AUG 30, 2016 08:00 AM PDT

Human pluripotent stem cells for the study of enteric neuropathies

  • PhD candidate, Memorial Sloan-Kettering Cancer Center and Weill Cornell Medicine
      Faranak Fattahi has been a graduate student in the laboratory of Dr. Lorenz Studer at Memorial Sloan-Kettering Cancer Center. During her doctoral studies, she focused on development of new strategies to derive lineages of the peripheral nervous system (PNS) from human pluripotent stem cells (hPSCs) and demonstrated their potential for disease modeling, drug discovery, and regenerative medicine. Upon completion of her graduate training, she will join the University of California, San Francisco as a Sandler Faculty Fellow to launch her research program on the application of hPSCs for the study of the human PNS in health and disease.

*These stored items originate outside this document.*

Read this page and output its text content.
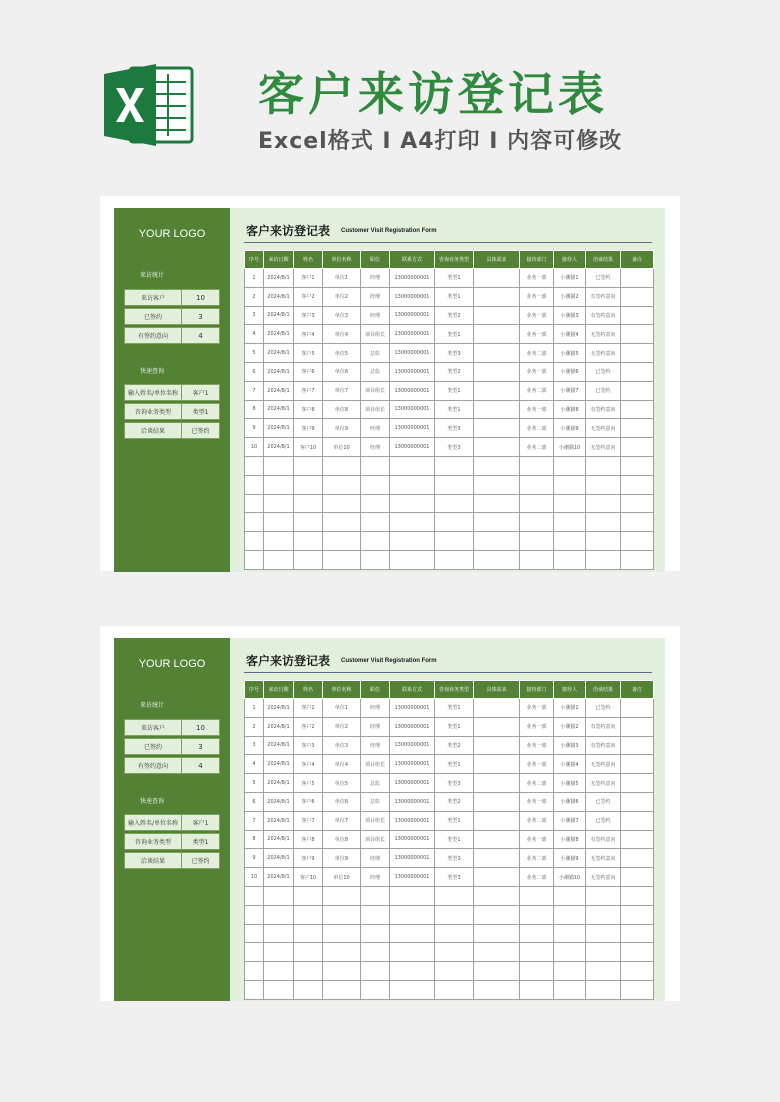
客户来访登记表
Excel格式 I A4打印 I 内容可修改
YOUR LOGO
来访统计
来访客户	10
已签约	3
有签约意向	4
快速查询
输入姓名/单位名称	客户1
咨询业务类型	类型1
洽谈结果	已签约
客户来访登记表 Customer Visit Registration Form
序号	来访日期	姓名	单位名称	职位	联系方式	咨询业务类型	具体需求	接待部门	接待人	洽谈结果	备注
1	2024/8/1	客户1	单位1	经理	13000000001	类型1		业务一部	小潮猫1	已签约	
2	2024/8/1	客户2	单位2	经理	13000000001	类型1		业务一部	小潮猫2	有签约意向	
3	2024/8/1	客户3	单位3	经理	13000000001	类型2		业务一部	小潮猫3	有签约意向	
4	2024/8/1	客户4	单位4	项目组长	13000000001	类型1		业务一部	小潮猫4	无签约意向	
5	2024/8/1	客户5	单位5	总监	13000000001	类型3		业务二部	小潮猫5	无签约意向	
6	2024/8/1	客户6	单位6	总监	13000000001	类型2		业务一部	小潮猫6	已签约	
7	2024/8/1	客户7	单位7	项目组长	13000000001	类型1		业务二部	小潮猫7	已签约	
8	2024/8/1	客户8	单位8	项目组长	13000000001	类型1		业务一部	小潮猫8	有签约意向	
9	2024/8/1	客户9	单位9	经理	13000000001	类型3		业务二部	小潮猫9	无签约意向	
10	2024/8/1	客户10	单位10	经理	13000000001	类型3		业务二部	小潮猫10	无签约意向	

YOUR LOGO
来访统计
来访客户	10
已签约	3
有签约意向	4
快速查询
输入姓名/单位名称	客户1
咨询业务类型	类型1
洽谈结果	已签约
客户来访登记表 Customer Visit Registration Form
序号	来访日期	姓名	单位名称	职位	联系方式	咨询业务类型	具体需求	接待部门	接待人	洽谈结果	备注
1	2024/8/1	客户1	单位1	经理	13000000001	类型1		业务一部	小潮猫1	已签约	
2	2024/8/1	客户2	单位2	经理	13000000001	类型1		业务一部	小潮猫2	有签约意向	
3	2024/8/1	客户3	单位3	经理	13000000001	类型2		业务一部	小潮猫3	有签约意向	
4	2024/8/1	客户4	单位4	项目组长	13000000001	类型1		业务一部	小潮猫4	无签约意向	
5	2024/8/1	客户5	单位5	总监	13000000001	类型3		业务二部	小潮猫5	无签约意向	
6	2024/8/1	客户6	单位6	总监	13000000001	类型2		业务一部	小潮猫6	已签约	
7	2024/8/1	客户7	单位7	项目组长	13000000001	类型1		业务二部	小潮猫7	已签约	
8	2024/8/1	客户8	单位8	项目组长	13000000001	类型1		业务一部	小潮猫8	有签约意向	
9	2024/8/1	客户9	单位9	经理	13000000001	类型3		业务二部	小潮猫9	无签约意向	
10	2024/8/1	客户10	单位10	经理	13000000001	类型3		业务二部	小潮猫10	无签约意向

    The human enteric nervous system (ENS) is derived from the neural crest and represents a complex network of ~500 million neurons with dozens of distinct neurotransmitter and hormone subtypes essential for gastro-intestinal (GI) activities. Despite the significance of the human ENS and its involvement in a wide range of GI disorder, there is very little known about its biology due to the lack of accessible tissue. Directed differentiation of human pluripotent stem cells (hPSCs) offers and alternative approach for the derivation of distinct, functional cell types that can be utilized in a broad range of basic and translational applications. We have recently succeeded in derivation of the ENS lineages from hPSCs and applied them for cell therapy and drug discovery in Hirschsprung disease, which is the most common developmental disorder of the ENS. These studies set the stage for future investigations of the human ENS biology and a better understanding of disease mechanisms and advancement of therapeutic interventions for enteric neuropathies.